Fünf Jahre vor Johann Wolfgang von Goethes Theorie der Farben veröffentlichte die englische Künstlerin Mary Gartside ihre eigene Herausforderung an Isaac Newtons Ideen – dennoch verschwand Mary Gartside aus der Geschichte, wie Kelly Grovier schreibt.1805 tat eine wenig bekannte englische Künstlerin und Hobbymalerin, was noch keine Frau zuvor getan hatte: Sie veröffentlichte ein Buch zum Thema Farbtheorie. Obwohl nur wenige Details aus Mary Gartsides Leben und Karriere erhalten sind, offenbart ihr beispielloser Band An Essay on Light and Shade, on Colors, and on Composition in General Beweise für ihr außergewöhnliches kreatives Genie.
Bescheiden präsentiert, wird Gartsides Studie von einer Reihe erstaunlich abstrakter Bilder begleitet, wie sie noch nie zuvor von einem Schriftsteller oder Künstler irgendeiner Bewegung produziert wurden. Auf den ersten Blick könnte man Gartsides acht aquarellierte „Flecken“ leicht mit vergrößerten Blumenlandschaften verwechseln, die die Werke der über 100 Jahre später berühmt werdenden amerikanischen Künstlerin Georgia O’Keeffe vorwegnehmen.
Die Flecken, weder duftende Blumen, die aus der realen Welt gepflückt wurden, noch imaginäre Blumen, die sich im Geist entfalten, Gartsides abstrakte Flecken, sprengten die Grenzen des Selbst, ein ganzes Jahrhundert bevor sich die nicht-gegenständliche Malerei in Wassily Kandinskys bekanntesten Gemälden etablierte. Kasimir Malewitsch und Piet Mondrian. Gartsides abstrakte Flecken dienten einer paradox präzisen theoretischen Funktion, die ihre amorphe Schönheit widerlegt. Die Kunsthistorikerin Alexandra Loske erklärt in ihrer aktuellen Studie Colour: A Visual History, dass die Farbtöne „Weiß“, „Gelb“, „Orange“, „Grün“, „Blau“, „Violett“ und „Karminrot“ bei uns unterschiedliche Abstufungen aufweisen der Sättigung.

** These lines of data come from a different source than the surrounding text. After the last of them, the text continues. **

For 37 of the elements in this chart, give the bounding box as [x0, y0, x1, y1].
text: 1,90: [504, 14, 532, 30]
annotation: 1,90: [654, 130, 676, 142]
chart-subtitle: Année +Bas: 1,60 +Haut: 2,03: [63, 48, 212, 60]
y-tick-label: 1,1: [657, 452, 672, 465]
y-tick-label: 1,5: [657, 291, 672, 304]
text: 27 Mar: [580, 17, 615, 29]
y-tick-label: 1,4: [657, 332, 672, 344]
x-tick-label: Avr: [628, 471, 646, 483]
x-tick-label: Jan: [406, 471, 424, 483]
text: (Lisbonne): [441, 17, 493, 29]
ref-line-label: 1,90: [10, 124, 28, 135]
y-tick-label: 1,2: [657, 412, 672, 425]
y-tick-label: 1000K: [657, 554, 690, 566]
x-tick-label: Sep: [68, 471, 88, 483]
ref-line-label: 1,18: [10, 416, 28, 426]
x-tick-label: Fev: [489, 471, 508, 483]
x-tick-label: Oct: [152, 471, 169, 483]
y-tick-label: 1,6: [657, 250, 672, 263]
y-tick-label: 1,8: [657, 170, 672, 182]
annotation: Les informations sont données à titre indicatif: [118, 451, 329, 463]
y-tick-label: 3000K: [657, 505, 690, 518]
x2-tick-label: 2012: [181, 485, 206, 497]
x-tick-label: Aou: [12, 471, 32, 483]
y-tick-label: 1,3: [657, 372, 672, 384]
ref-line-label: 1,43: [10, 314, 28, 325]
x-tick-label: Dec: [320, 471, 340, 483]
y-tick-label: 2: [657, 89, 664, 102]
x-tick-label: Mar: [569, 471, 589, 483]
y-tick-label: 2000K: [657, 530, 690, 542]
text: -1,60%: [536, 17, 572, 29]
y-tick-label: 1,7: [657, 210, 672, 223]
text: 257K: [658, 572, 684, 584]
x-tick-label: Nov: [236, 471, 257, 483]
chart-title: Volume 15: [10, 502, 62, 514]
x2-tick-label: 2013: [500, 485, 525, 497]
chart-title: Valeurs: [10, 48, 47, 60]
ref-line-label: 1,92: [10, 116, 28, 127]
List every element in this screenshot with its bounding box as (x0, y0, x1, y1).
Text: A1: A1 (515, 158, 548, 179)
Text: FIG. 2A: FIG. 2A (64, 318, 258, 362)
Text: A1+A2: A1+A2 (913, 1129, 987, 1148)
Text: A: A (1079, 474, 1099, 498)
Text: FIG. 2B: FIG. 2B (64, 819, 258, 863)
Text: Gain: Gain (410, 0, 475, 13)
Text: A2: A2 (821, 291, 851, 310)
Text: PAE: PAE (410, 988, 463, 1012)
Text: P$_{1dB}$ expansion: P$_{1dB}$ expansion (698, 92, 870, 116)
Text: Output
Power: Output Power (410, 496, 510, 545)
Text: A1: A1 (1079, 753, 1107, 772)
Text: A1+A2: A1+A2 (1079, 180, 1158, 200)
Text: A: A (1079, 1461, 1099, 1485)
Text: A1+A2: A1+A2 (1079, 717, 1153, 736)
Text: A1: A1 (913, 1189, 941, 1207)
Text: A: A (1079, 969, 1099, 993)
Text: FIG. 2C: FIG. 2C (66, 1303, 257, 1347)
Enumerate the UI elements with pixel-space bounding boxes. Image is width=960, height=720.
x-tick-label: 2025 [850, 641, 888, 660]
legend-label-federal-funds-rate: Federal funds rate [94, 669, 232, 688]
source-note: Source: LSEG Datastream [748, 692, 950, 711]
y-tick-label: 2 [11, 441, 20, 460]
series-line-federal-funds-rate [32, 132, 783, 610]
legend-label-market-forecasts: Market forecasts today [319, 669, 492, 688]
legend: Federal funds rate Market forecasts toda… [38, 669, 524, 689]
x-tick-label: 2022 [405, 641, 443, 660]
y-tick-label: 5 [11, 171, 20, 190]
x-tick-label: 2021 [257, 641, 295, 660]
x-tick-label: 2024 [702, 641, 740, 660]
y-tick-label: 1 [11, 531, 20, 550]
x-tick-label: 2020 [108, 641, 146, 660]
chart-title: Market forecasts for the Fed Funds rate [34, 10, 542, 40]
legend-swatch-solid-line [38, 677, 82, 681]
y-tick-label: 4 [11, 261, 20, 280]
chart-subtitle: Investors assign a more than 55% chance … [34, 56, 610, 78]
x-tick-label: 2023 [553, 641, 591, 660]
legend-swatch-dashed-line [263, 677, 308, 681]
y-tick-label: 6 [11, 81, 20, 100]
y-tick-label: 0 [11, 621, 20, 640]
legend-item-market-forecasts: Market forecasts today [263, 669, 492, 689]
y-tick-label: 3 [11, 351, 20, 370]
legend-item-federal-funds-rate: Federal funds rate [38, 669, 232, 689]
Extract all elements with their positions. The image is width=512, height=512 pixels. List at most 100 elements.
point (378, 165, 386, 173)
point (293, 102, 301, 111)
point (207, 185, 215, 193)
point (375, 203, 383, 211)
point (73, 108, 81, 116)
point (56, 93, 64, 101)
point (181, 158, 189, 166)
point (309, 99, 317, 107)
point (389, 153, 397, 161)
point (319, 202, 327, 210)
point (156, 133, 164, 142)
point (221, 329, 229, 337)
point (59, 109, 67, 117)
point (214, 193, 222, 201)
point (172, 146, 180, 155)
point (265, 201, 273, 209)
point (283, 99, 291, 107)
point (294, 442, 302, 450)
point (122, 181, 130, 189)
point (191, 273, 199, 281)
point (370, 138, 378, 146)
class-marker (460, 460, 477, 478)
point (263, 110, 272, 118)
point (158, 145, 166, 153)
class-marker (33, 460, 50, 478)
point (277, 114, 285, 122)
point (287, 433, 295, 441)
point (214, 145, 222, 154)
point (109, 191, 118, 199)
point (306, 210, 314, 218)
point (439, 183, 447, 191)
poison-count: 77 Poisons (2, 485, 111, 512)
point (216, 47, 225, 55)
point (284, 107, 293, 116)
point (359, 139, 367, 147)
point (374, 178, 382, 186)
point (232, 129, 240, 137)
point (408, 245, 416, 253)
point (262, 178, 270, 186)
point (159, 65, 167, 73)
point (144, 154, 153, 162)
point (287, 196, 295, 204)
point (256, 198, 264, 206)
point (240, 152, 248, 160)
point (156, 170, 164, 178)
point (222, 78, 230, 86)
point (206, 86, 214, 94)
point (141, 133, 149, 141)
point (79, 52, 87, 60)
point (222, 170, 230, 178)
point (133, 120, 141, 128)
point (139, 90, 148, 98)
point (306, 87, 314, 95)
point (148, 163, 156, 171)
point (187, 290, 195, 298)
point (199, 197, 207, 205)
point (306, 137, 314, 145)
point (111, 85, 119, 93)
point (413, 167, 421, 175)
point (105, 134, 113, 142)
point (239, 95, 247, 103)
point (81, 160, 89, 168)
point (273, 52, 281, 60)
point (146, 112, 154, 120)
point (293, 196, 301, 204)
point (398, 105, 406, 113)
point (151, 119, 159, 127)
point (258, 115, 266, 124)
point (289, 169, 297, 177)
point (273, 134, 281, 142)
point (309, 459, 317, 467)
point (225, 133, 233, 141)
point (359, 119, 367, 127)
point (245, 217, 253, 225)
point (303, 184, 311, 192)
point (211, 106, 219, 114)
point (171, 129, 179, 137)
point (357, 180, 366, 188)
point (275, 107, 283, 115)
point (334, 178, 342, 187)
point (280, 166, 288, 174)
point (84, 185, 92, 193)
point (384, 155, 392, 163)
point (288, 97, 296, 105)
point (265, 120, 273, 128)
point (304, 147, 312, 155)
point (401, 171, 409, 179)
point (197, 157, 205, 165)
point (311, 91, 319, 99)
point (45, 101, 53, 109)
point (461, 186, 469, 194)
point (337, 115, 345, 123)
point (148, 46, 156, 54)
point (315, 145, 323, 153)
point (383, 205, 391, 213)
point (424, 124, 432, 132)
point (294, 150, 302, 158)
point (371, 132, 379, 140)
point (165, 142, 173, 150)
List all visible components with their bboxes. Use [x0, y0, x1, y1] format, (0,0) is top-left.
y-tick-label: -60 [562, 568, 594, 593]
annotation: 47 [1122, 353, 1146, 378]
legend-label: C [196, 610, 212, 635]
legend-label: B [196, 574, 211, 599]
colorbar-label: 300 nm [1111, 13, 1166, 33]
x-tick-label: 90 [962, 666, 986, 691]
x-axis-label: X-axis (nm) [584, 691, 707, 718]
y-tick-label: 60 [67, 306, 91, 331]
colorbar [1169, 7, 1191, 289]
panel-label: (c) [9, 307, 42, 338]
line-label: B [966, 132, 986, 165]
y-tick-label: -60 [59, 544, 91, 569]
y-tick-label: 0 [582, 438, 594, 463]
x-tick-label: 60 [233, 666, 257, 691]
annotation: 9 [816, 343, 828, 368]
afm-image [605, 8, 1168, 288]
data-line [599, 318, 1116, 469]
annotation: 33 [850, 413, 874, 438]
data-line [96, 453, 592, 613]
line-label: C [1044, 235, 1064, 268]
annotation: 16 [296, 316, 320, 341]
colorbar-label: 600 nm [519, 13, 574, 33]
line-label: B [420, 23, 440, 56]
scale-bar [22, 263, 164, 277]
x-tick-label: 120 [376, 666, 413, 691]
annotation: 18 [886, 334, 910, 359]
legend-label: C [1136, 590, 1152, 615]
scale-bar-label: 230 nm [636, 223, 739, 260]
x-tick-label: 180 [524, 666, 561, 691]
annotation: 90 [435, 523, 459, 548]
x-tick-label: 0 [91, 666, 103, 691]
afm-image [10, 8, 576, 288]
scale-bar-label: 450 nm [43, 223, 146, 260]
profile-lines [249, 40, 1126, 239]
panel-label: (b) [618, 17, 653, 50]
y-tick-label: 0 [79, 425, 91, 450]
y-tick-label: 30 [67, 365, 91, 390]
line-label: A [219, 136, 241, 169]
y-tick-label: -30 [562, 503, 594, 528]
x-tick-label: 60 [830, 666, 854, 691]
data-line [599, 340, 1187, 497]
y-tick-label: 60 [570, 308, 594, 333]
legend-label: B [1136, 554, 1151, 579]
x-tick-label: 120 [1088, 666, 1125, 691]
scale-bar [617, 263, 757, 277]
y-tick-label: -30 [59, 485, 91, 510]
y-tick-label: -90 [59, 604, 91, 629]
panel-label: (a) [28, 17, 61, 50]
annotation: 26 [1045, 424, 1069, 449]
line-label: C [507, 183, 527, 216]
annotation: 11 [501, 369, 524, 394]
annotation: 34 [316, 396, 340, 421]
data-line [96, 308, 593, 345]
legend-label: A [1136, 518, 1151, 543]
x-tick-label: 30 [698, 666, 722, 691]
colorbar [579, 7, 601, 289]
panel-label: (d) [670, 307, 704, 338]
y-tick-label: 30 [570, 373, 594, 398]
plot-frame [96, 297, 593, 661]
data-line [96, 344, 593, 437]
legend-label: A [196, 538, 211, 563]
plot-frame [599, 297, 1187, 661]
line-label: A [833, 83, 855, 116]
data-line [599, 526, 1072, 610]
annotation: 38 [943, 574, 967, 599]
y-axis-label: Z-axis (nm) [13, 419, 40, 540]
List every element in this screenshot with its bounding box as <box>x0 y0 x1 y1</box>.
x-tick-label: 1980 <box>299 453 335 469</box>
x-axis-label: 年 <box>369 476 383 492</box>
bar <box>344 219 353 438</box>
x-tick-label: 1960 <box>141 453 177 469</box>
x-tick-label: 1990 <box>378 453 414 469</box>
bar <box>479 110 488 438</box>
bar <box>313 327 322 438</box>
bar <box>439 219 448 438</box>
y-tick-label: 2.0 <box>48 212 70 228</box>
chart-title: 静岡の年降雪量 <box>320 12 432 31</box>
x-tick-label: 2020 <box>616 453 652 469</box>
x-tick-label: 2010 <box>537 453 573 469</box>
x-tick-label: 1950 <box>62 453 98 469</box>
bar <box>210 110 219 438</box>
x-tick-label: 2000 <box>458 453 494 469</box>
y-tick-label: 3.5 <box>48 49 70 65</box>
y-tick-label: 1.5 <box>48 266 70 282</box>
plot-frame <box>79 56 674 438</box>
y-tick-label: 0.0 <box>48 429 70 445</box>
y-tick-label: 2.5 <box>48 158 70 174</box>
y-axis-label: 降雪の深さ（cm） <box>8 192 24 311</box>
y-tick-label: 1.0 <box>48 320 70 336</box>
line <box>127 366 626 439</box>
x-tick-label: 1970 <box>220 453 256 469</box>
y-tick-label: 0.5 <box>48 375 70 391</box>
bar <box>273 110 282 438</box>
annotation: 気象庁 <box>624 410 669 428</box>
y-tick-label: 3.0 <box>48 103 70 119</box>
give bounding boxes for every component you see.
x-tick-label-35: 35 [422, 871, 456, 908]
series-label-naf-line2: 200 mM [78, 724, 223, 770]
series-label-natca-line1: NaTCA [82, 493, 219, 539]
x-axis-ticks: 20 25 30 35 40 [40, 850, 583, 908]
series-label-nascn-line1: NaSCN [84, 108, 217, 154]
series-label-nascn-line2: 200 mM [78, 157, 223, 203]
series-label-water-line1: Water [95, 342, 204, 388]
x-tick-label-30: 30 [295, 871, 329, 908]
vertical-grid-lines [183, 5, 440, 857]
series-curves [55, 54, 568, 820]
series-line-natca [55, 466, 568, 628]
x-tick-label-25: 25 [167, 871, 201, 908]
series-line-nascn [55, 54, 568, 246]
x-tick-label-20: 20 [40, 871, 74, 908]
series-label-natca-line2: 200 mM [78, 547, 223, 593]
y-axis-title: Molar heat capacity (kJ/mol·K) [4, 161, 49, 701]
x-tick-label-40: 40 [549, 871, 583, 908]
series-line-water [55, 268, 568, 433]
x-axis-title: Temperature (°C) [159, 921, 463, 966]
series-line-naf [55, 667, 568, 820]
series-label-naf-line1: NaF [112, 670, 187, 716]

Das Ziel von Gartside war es, die Harmonien und kontrastierenden Farbtöne von Primär- und Sekundärfarben auf eine organischere und vielleicht weniger wissenschaftlich weit hergeholte Weise zu veranschaulichen als die schematischen Farbräder seiner berühmten Vorfahren. Obwohl ihre Flecken, wie TS Eliot in einem Gedicht in Burnt Norton von 1936 schreibt, „das Aussehen von Blumen haben, die beobachtet werden“, haben sie tatsächlich Generationen zuvor versucht, die leuchtende Energie zu isolieren, die unsere Wahrnehmung aller Dinge belebt: die Farbe. „Farben“, bemerkte der romantische Essayist Leigh Hunt in den 1840er Jahren fröhlich, „sind das Lächeln der Natur. Aus Gartsides bahnbrechenden Studien geht eindeutig hervor, dass kein Theoretiker dem Lachen der Farben jemals genauer zugehört hat als sie. „Es gibt kein anderes Beispiel für die Darstellung von Farbsystemen, das so einfallsreich und radikal ist wie Gartsides Farbflecken“, schreibt Loske.